I. – The solvency margin referred to in article L. 385-2 is made up, after deduction of losses, the portion of deferred acquisition costs exceeding 25% of the amount of the provision for unearned premiums and other intangible items, by the following items:
1° Paid-up share capital or the formation fund. However, preference shares as defined in article L. 228-11 of the French Commercial Code may only be issued if they meet the conditions laid down by order of the Minister for the Economy, relating in particular to the financial rights attached and the corresponding payments, which must be suspendable and not carried forward to a subsequent financial year;
2° Reserves of any kind, regulatory or free, not corresponding to commitments, including the capitalisation reserve;
3° Profits, surpluses or losses brought forward, after deduction of dividends to be paid in respect of the last financial year;
4° In the case of the mutual insurers or supplementary occupational pension unions referred to in Article L. 214-1 of the Mutual Code or the supplementary occupational pension institutions referred to in Article L. 942-1 of the Social Security Code, the loan or loans for development funds. However, from half the duration of a loan, it is only included in the solvency margin for its value progressively reduced each year by a constant amount equal to double the total amount of this loan divided by the number of years of its duration.

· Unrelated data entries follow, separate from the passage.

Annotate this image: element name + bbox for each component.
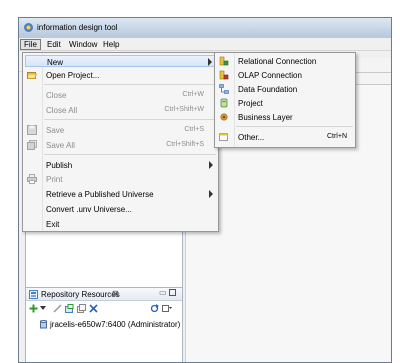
save-all-icon — [27, 140, 37, 150]
menu-file[interactable]: File — [20, 39, 41, 50]
data-foundation-icon — [219, 84, 229, 94]
project-icon — [220, 98, 228, 108]
menu-item-new[interactable]: New — [25, 55, 218, 67]
menu-item-label: Publish — [46, 161, 73, 170]
view-menu-icon[interactable] — [162, 304, 172, 313]
new-submenu: Relational Connection OLAP Connection Da… — [214, 52, 356, 148]
menu-item-print[interactable]: Print — [23, 173, 218, 185]
repository-toolbar — [26, 302, 182, 315]
shortcut-label: Ctrl+N — [326, 133, 347, 140]
menu-window[interactable]: Window — [66, 39, 100, 50]
minimize-icon[interactable]: ▭ — [159, 288, 167, 297]
menu-item-project[interactable]: Project — [215, 97, 355, 109]
menu-item-label: Exit — [46, 220, 60, 229]
repository-resources-panel: Repository Resources ⊠ ▭ jracelis-e650w7… — [25, 287, 183, 362]
refresh-icon[interactable] — [150, 304, 159, 313]
menu-separator — [44, 154, 216, 155]
menu-item-label: Print — [46, 175, 63, 184]
other-wizard-icon — [219, 133, 228, 141]
add-session-icon[interactable] — [29, 304, 38, 313]
menu-item-label: Close All — [46, 106, 78, 115]
menu-item-label: Business Layer — [238, 113, 293, 122]
menu-item-convert-universe[interactable]: Convert .unv Universe... — [23, 203, 218, 215]
menu-item-label: Save All — [46, 141, 75, 150]
menu-item-label: Data Foundation — [238, 85, 298, 94]
menu-item-label: Relational Connection — [238, 57, 317, 66]
file-menu: New Open Project... Close Ctrl+W Close A… — [22, 52, 219, 232]
menu-item-label: Retrieve a Published Universe — [46, 190, 154, 199]
menu-item-publish[interactable]: Publish — [23, 159, 218, 171]
shortcut-label: Ctrl+Shift+S — [166, 141, 204, 148]
menu-item-olap-connection[interactable]: OLAP Connection — [215, 69, 355, 81]
submenu-arrow-icon — [209, 161, 213, 169]
menu-item-label: Convert .unv Universe... — [46, 205, 132, 214]
menu-item-business-layer[interactable]: Business Layer — [215, 111, 355, 123]
menu-help[interactable]: Help — [100, 39, 122, 50]
menu-item-label: OLAP Connection — [238, 71, 302, 80]
menu-item-label: Open Project... — [46, 71, 100, 80]
delete-icon[interactable] — [89, 304, 98, 313]
open-folder-icon — [27, 72, 37, 79]
window-title: information design tool — [37, 23, 118, 32]
menu-item-retrieve-universe[interactable]: Retrieve a Published Universe — [23, 188, 218, 200]
business-layer-icon — [220, 113, 228, 121]
close-tab-icon[interactable]: ⊠ — [112, 289, 119, 298]
menu-item-save-all[interactable]: Save All Ctrl+Shift+S — [23, 139, 218, 151]
shortcut-label: Ctrl+W — [182, 91, 204, 98]
menu-item-label: Save — [46, 126, 65, 135]
menu-item-save[interactable]: Save Ctrl+S — [23, 124, 218, 136]
repository-header: Repository Resources ⊠ ▭ — [26, 288, 182, 301]
shortcut-label: Ctrl+S — [184, 126, 204, 133]
session-label: jracelis-e650w7:6400 (Administrator) — [50, 320, 181, 329]
menu-item-other[interactable]: Other... Ctrl+N — [215, 131, 355, 143]
maximize-icon[interactable] — [169, 289, 176, 296]
menu-item-exit[interactable]: Exit — [23, 218, 218, 230]
print-icon — [27, 174, 37, 184]
menu-edit[interactable]: Edit — [44, 39, 64, 50]
repository-title: Repository Resources — [41, 290, 120, 299]
relational-connection-icon — [219, 56, 229, 66]
menu-bar: File Edit Window Help — [19, 38, 391, 51]
database-icon — [40, 320, 47, 329]
insert-icon[interactable] — [65, 304, 74, 313]
shortcut-label: Ctrl+Shift+W — [164, 106, 204, 113]
menu-separator — [44, 84, 216, 85]
app-icon — [24, 23, 33, 32]
dropdown-arrow-icon[interactable] — [40, 306, 46, 311]
repository-icon — [29, 290, 38, 299]
menu-item-label: Close — [46, 91, 67, 100]
menu-item-close-all[interactable]: Close All Ctrl+Shift+W — [23, 104, 218, 116]
save-icon — [27, 125, 37, 135]
menu-item-data-foundation[interactable]: Data Foundation — [215, 83, 355, 95]
submenu-arrow-icon — [208, 58, 212, 66]
menu-separator — [236, 126, 353, 127]
menu-item-label: Project — [238, 99, 263, 108]
menu-item-close[interactable]: Close Ctrl+W — [23, 89, 218, 101]
menu-item-label: Other... — [238, 133, 265, 142]
submenu-arrow-icon — [209, 190, 213, 198]
copy-icon[interactable] — [77, 304, 86, 313]
menu-item-relational-connection[interactable]: Relational Connection — [215, 55, 355, 67]
edit-icon[interactable] — [53, 304, 62, 313]
title-bar: information design tool — [19, 18, 391, 38]
menu-item-label: New — [47, 58, 64, 67]
menu-separator — [44, 119, 216, 120]
olap-connection-icon — [219, 70, 229, 80]
menu-item-open-project[interactable]: Open Project... — [23, 69, 218, 81]
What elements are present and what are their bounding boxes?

The available solvency margin is reduced by the amount of its own shares held directly by the fund.
II. – The solvency margin may also be constituted by :
1° Funds actually paid out from the issue of subordinated securities or loans, as well as preference shares as defined in article L. 228-11 of the Commercial Code other than those of a non-cumulative nature mentioned in 1° of I. These subordinated securities and loans and preference shares must meet the conditions, particularly in terms of duration and redemption, set by order of the Minister for the Economy. These funds are accepted up to 50% of the required solvency margin or the solvency margin, whichever is lower. However, only 25% of the required solvency margin may be taken into account if the funds come from fixed-term securities or loans. Any repayment made irregularly may, in accordance with sections 6 or 7 of Chapter II of Title I of Book VI of the Monetary and Financial Code, give rise to police measures or sanctions by the Autorité de contrôle prudentiel et de résolution ;
2° The guarantee fund reserve provided for in article R. 423-16, up to the amount of the contribution paid by the company and not used by the fund;
3° The reserves constituted pursuant to Article L. 111-6 and Article L. 431-1 of the Mutual Code, including the portion of the contribution paid by the supplementary occupational pension mutual society and not used by the federal guarantee system or the guarantee fund mentioned in the same Article L. 431-1.
III. – Upon request and justification from the supplementary professional retirement fund and with the agreement of the Autorité de contrôle prudentiel et de résolution, the solvency margin may also be made up of :
1° Half of the unpaid portion of the capital or of the outstanding portion of the loan for the establishment fund, as soon as the paid portion reaches 25% of this capital or of this fund, up to a maximum of 50% of the solvency margin or of the required solvency margin, whichever amount is lower;
2° Capital gains arising from the under-estimation of assets, insofar as such capital gains are not exceptional in nature;
3° Unrealised capital gains on the forward financial instruments referred to in articles R. 332-45 and R. 332-46, provided that the corresponding transactions are traded on a recognised market within the meaning of the last paragraph of A of article R. 332-2 or are carried out over-the-counter provided that they are guaranteed under the conditions set out in article R. 332-56 ;
Unrealised losses on forward financial instruments for which no provision has been made are deducted from the items listed in 2° and 3° of this III.
The conditions for taking unrealised capital gains and losses into account are specified by order of the Minister for the Economy.
IV. – The available solvency margin is reduced by the following items:
1° Own shares held directly by the supplementary professional retirement fund ;
2° Holdings held by the supplementary professional pension fund in a credit institution, finance company, investment firm or financial institution;
3° Subordinated debt which the supplementary occupational pension fund holds in respect of the undertakings mentioned in 2° above in which it has a holding;
4° Mutual or joint certificates issued and held directly by the supplementary professional retirement fund.
However, the items mentioned in 2° and 3° may not be deducted when the holdings mentioned therein are held temporarily with a view to providing financial support to these companies.
V. – When it considers that the assessment of the profit, surplus or loss carried forward referred to in 3° of I is likely to be distorted by the existence of a limited financial reinsurance contract taken out by the supplementary occupational pension fund, the Autorité de contrôle prudentiel et de résolution may limit the taking into account of this carry forward, with a view to integrating the future expenses expected under this contract. Where applicable, the amount of the solvency margin is adjusted at the end of the limited financial reinsurance contract, based on the cumulative deferral actually recorded.